The ICU is a conceptual space mostly produced by medical knowledge and practice. It is also informed by relevant discourse in other fields (e.g. the media, law, religious bodies and popular culture) Not everyone w/i this conceptual space agrees, but once something becomes common practice everyone is complicit. Medical practitioners must resolve doubt internally and individually.

WHEN ARE YOU DEAD

  • Decomposition
  • Respiration
  • Cardiopulmonary
  • Upper cerebral
  • Brain stem
Once you are no longer in possession of whatever gives you "human status" with all the dignities and rights associated, it is not murder to remove your organs. Because of dead donor rule it was determined that the body exists only to support the brain, which is where the "individual is"

Death was medicalised with the invention of technology that could better determine time of death, and consequently allow estimation of when patient was untreatable.

Japan - doctors taking organs from not dead enough patients, giving organs to those not in need.

Texas - Doctor was accused by family member of murdering the organ donor. It was decided that the murder was committed by the bludgeoning assailant not the surgeon.

There are also the organ procurement agencies which pressure and incentivise practitioners in the ICU to produce a maximal number of organ donors

INTERVIEWS OF NURSES AND INTENSIVISTS

  • Guidelines were not widely read
  • Consensus about clinical examination for brain death
  • But no clear inference that organ donors are 'dead'
  • Brain death is first step in irreversible path to death
  • Many agree the 'humanity' has left an organism
- Regardless of medical opinion, the general society needed legal framework w/i which to operate. Ethical issues of justice, beneficence and non-maleficence.

-the majority of the 32 intensivists and 8 nurses interviewed in the 1990s had not read official guidelines (North America)

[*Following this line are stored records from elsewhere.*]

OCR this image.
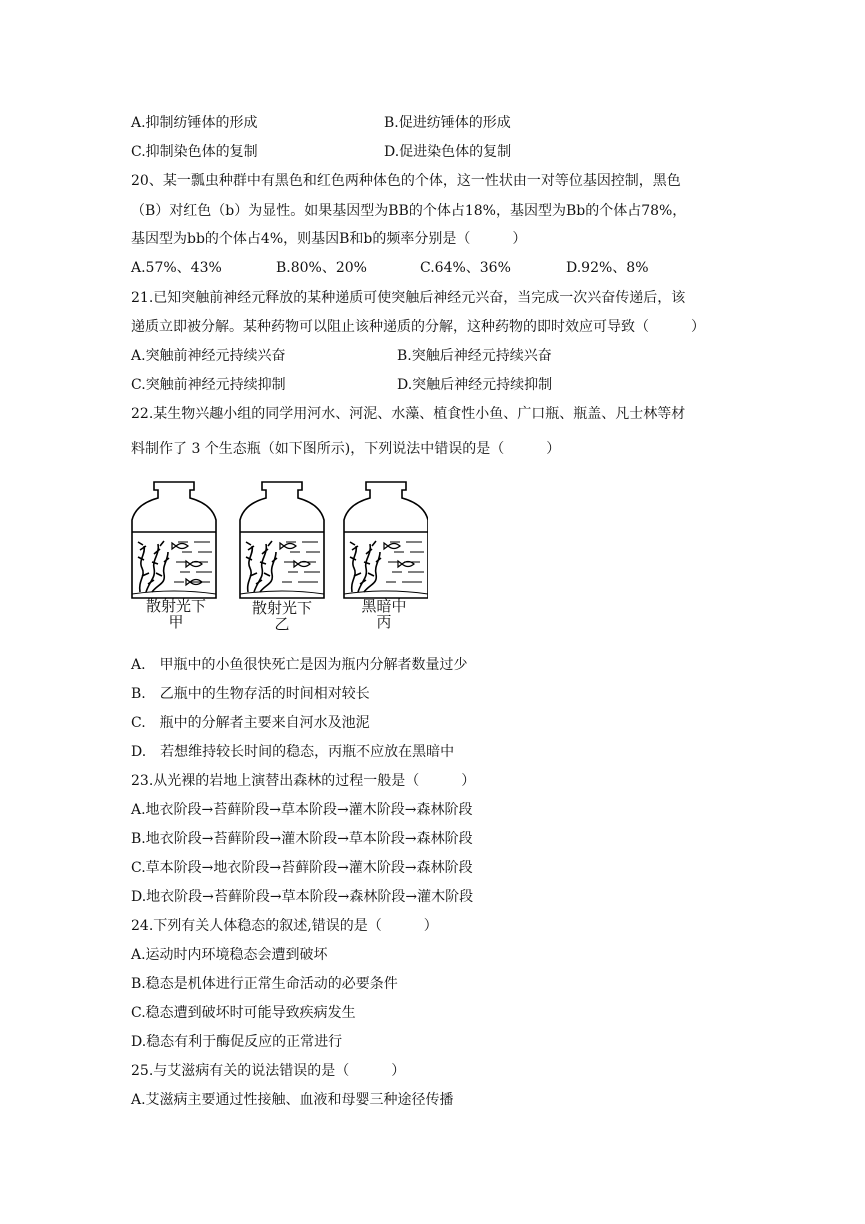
A.抑制纺锤体的形成	B.促进纺锤体的形成
C.抑制染色体的复制	D.促进染色体的复制
20、某一瓢虫种群中有黑色和红色两种体色的个体，这一性状由一对等位基因控制，黑色
（B）对红色（b）为显性。如果基因型为BB的个体占18%，基因型为Bb的个体占78%，
基因型为bb的个体占4%，则基因B和b的频率分别是（　　　）
A.57%、43%	B.80%、20%	C.64%、36%	D.92%、8%
21.已知突触前神经元释放的某种递质可使突触后神经元兴奋，当完成一次兴奋传递后，该
递质立即被分解。某种药物可以阻止该种递质的分解，这种药物的即时效应可导致（　　　）
A.突触前神经元持续兴奋	B.突触后神经元持续兴奋
C.突触前神经元持续抑制	D.突触后神经元持续抑制
22.某生物兴趣小组的同学用河水、河泥、水藻、植食性小鱼、广口瓶、瓶盖、凡士林等材
料制作了 3 个生态瓶（如下图所示)，下列说法中错误的是（　　　）
散射光下
甲
散射光下
乙
黑暗中
丙
A.　甲瓶中的小鱼很快死亡是因为瓶内分解者数量过少
B.　乙瓶中的生物存活的时间相对较长
C.　瓶中的分解者主要来自河水及池泥
D.　若想维持较长时间的稳态，丙瓶不应放在黑暗中
23.从光裸的岩地上演替出森林的过程一般是（　　　）
A.地衣阶段→苔藓阶段→草本阶段→灌木阶段→森林阶段
B.地衣阶段→苔藓阶段→灌木阶段→草本阶段→森林阶段
C.草本阶段→地衣阶段→苔藓阶段→灌木阶段→森林阶段
D.地衣阶段→苔藓阶段→草本阶段→森林阶段→灌木阶段
24.下列有关人体稳态的叙述,错误的是（　　　）
A.运动时内环境稳态会遭到破坏
B.稳态是机体进行正常生命活动的必要条件
C.稳态遭到破坏时可能导致疾病发生
D.稳态有利于酶促反应的正常进行
25.与艾滋病有关的说法错误的是（　　　）
A.艾滋病主要通过性接触、血液和母婴三种途径传播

- there was consensus that clinical diagnosis of brain death is straightforward

- also that brain death is the first step to eventual irreversible brain death

- but there is still some doubt. One physician expressed doubts about how 'dead' an organ donor really is. Treatment largely continues as if they are alive, though focus is on organs not patient. Nurses still speak to and care for the body (because of the family, the patient's soul is still near or respect for the dead)

- some must view patient as a vessel for self-protection

- in the end they all approve of organ donation with proper consent

CONCLUSIONS

  • No consensus on whether brain death is end of life
  • 'Gift of life' rhetoric allows peace for families
  • As technology improves more questions will be raised

END

Case Studies

- Transplant of 'dead' heart

http://www.bbc.co.uk/news/health-29751880


- Organ donation from newborn with anencephaly


http://www.bbc.co.uk/programmes/b04b1zlk
Photo by Reigh LeBlanc

QUESTIONS

  • When is someone dead?
  • Do you agree with incentives to produce more donors?
  • Do you need consent to collect someone's organs after death? Whose?
  • What do you think about opt in vs opt out programs?